Indian GSM mobile firms "climbdown" in spectrum row
Indian GSM mobile operators dropped their opposition to stricter rules on spectrum allocation fearing even more stringent regulations, analysts said on Thursday, and to lift uncertainty hovering over the sector.
GSM operators say their expansion plans are constrained by a paucity of spectrum in the world's fastest growing telecoms market, which has 12 telecom firms offering wireless services to 225 million subscribers.
After months of legal wrangling, the GSM operators' lobby said on Wednesday it would accept revised government policy which will raise by between 2-6 times the minimum number of subscribers an operator needs to be eligible for additional spectrum.
The Cellular Operators' Association of India (COAI), however, said it would continue to legally oppose a government move to allow CDMA operators like Reliance Communications Ltd to provide services using GSM technology.
"It is a climbdown, it is damage limitation. The government was on the verge of accepting recommendations that were even more damaging," Mahesh Uppal, director of telecoms consultancy firm First Com, said over the telephone.

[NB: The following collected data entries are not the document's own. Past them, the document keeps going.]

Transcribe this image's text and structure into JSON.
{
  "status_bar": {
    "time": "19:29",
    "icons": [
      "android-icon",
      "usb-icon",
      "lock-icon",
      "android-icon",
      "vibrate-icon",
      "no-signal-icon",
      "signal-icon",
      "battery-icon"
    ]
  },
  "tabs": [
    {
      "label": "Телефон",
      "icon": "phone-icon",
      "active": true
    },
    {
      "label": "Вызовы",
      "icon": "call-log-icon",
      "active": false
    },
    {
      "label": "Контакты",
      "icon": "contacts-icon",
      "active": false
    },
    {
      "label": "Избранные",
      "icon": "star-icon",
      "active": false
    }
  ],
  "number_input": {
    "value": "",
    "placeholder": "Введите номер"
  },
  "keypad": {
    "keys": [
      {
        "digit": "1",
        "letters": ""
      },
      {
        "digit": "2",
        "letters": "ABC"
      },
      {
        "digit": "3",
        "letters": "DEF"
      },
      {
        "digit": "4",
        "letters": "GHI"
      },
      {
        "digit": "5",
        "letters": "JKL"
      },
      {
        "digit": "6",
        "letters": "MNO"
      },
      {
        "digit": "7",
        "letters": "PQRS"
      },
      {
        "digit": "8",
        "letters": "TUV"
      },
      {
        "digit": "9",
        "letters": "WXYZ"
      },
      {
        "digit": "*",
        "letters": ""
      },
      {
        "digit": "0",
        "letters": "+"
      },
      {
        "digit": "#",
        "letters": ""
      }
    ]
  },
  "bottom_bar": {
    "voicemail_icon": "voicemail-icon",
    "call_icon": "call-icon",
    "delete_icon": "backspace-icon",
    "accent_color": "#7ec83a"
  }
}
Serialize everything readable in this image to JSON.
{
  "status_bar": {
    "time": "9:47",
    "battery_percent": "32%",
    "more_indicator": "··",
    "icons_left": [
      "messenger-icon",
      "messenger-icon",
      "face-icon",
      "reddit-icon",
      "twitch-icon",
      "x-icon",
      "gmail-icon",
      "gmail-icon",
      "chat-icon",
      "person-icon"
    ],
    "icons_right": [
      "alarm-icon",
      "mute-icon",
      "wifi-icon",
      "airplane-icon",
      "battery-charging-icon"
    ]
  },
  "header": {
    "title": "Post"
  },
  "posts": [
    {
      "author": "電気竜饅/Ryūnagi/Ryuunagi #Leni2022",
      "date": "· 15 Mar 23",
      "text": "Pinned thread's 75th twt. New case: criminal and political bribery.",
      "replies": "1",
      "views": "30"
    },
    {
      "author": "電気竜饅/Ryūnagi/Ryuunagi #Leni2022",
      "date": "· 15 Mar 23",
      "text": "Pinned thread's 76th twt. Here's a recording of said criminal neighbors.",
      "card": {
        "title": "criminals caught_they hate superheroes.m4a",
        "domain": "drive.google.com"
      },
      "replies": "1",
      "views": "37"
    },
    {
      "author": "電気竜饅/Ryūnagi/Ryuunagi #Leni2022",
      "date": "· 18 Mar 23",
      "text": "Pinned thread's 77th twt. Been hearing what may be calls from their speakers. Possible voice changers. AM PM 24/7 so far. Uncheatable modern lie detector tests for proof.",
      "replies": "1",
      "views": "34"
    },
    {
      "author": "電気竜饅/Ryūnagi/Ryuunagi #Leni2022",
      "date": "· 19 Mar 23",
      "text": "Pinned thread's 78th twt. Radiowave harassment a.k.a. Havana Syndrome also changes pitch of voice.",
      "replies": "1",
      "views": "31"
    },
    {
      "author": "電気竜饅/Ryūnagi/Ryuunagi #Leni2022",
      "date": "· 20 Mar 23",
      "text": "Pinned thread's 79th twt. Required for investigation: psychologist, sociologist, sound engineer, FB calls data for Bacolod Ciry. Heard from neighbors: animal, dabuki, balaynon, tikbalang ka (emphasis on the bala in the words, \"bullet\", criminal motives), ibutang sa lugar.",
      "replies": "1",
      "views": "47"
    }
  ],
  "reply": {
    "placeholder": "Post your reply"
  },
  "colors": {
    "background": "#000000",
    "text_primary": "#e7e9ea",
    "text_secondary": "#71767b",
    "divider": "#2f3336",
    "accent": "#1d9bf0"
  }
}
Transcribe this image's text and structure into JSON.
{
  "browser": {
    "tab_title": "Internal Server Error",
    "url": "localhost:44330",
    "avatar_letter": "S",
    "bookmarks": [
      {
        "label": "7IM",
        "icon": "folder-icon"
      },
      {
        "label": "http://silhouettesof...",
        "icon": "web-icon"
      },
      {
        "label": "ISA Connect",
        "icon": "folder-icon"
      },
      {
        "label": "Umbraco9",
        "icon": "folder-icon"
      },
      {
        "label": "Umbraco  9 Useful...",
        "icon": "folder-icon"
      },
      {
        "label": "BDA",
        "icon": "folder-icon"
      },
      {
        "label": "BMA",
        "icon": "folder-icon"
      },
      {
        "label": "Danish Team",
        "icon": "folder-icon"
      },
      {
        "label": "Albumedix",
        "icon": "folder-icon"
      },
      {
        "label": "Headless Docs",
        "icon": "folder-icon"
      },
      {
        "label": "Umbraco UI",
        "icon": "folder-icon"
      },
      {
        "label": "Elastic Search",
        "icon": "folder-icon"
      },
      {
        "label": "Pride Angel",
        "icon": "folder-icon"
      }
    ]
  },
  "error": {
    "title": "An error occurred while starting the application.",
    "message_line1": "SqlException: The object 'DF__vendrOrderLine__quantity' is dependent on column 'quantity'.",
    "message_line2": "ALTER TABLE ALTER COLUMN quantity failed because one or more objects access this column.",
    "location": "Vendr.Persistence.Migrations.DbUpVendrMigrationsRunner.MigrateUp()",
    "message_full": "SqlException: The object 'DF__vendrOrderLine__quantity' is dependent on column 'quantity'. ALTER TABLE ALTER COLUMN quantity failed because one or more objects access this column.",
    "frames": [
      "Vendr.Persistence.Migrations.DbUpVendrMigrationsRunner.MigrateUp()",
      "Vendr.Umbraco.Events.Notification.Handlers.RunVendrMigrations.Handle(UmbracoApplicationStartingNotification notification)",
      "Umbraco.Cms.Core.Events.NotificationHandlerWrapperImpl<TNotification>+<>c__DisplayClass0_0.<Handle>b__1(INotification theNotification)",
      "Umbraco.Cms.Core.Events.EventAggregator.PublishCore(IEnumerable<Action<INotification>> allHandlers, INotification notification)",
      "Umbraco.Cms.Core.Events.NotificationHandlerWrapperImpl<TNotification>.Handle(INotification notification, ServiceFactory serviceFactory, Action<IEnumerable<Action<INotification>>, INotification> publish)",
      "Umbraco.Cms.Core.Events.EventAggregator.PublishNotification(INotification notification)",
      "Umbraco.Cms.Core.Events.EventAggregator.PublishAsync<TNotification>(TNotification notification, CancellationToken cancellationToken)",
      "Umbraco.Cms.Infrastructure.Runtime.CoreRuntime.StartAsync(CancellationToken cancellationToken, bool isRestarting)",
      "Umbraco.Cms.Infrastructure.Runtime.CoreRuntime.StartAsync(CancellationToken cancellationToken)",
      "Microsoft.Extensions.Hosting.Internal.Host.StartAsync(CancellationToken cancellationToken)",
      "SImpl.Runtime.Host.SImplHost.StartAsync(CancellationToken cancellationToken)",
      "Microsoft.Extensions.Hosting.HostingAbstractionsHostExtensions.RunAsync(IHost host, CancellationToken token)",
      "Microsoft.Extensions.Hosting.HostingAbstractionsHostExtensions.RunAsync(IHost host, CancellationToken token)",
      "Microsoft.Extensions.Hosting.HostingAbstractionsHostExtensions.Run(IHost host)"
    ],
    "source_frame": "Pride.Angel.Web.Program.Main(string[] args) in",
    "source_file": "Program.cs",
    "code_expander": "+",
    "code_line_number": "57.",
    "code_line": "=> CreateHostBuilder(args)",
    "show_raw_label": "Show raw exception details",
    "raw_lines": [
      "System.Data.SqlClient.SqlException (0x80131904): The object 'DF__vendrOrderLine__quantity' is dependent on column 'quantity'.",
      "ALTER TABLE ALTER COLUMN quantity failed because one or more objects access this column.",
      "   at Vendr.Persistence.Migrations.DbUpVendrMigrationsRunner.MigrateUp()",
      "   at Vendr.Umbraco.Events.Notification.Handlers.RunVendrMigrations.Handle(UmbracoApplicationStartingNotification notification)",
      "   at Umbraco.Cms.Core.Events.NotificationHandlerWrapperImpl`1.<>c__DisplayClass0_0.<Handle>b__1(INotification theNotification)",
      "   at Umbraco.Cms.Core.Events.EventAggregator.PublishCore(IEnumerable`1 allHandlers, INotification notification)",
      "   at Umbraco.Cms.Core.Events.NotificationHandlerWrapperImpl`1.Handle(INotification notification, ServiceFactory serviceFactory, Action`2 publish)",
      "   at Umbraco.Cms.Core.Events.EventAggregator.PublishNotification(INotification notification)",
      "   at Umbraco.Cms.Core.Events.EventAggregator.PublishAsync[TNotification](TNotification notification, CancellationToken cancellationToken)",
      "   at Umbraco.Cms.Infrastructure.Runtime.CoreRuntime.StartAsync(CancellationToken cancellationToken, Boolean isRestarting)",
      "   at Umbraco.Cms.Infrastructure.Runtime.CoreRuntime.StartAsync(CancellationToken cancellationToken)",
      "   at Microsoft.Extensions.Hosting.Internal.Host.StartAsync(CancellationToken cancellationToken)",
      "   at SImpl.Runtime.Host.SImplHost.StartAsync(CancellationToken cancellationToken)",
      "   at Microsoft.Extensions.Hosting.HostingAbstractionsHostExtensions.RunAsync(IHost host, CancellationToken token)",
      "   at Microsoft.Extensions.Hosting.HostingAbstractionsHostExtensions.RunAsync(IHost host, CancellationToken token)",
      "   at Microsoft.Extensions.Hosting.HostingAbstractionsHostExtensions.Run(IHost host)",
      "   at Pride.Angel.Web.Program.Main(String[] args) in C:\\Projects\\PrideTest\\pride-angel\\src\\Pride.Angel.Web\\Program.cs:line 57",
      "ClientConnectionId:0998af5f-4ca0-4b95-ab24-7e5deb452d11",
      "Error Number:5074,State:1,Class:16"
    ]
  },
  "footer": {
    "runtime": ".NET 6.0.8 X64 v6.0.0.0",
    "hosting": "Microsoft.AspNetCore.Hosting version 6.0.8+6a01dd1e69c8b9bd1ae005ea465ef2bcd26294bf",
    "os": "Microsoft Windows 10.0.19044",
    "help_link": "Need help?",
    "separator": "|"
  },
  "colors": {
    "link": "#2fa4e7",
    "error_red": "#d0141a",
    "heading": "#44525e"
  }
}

The lobby group represents operators like top mobile firm Bharti Airtel Ltd, Vodafone Plc- controlled Vodafone Essar and Idea Cellular Ltd.
"Our main challenge is the allotment of GSM spectrum to CDMA operators," COAI Director-General T.V. Ramachandran said after the body had accepted the new rules originally put forward by the industry regulator.
Bharti and Idea declined comment, and officials from Vodafone Essar were not immediately available.
Forty-six firms additional firms want to receive licences to run mobile services in India where the lowest call rates in the world are attracting more than 8 million new users a month.
Reliance Communications, which has received the nod to launch GSM services, sent a legal notice to the government asking it to hold off allotting additional spectrum to GSM operators as a panel of government experts had recommended still higher benchmarks.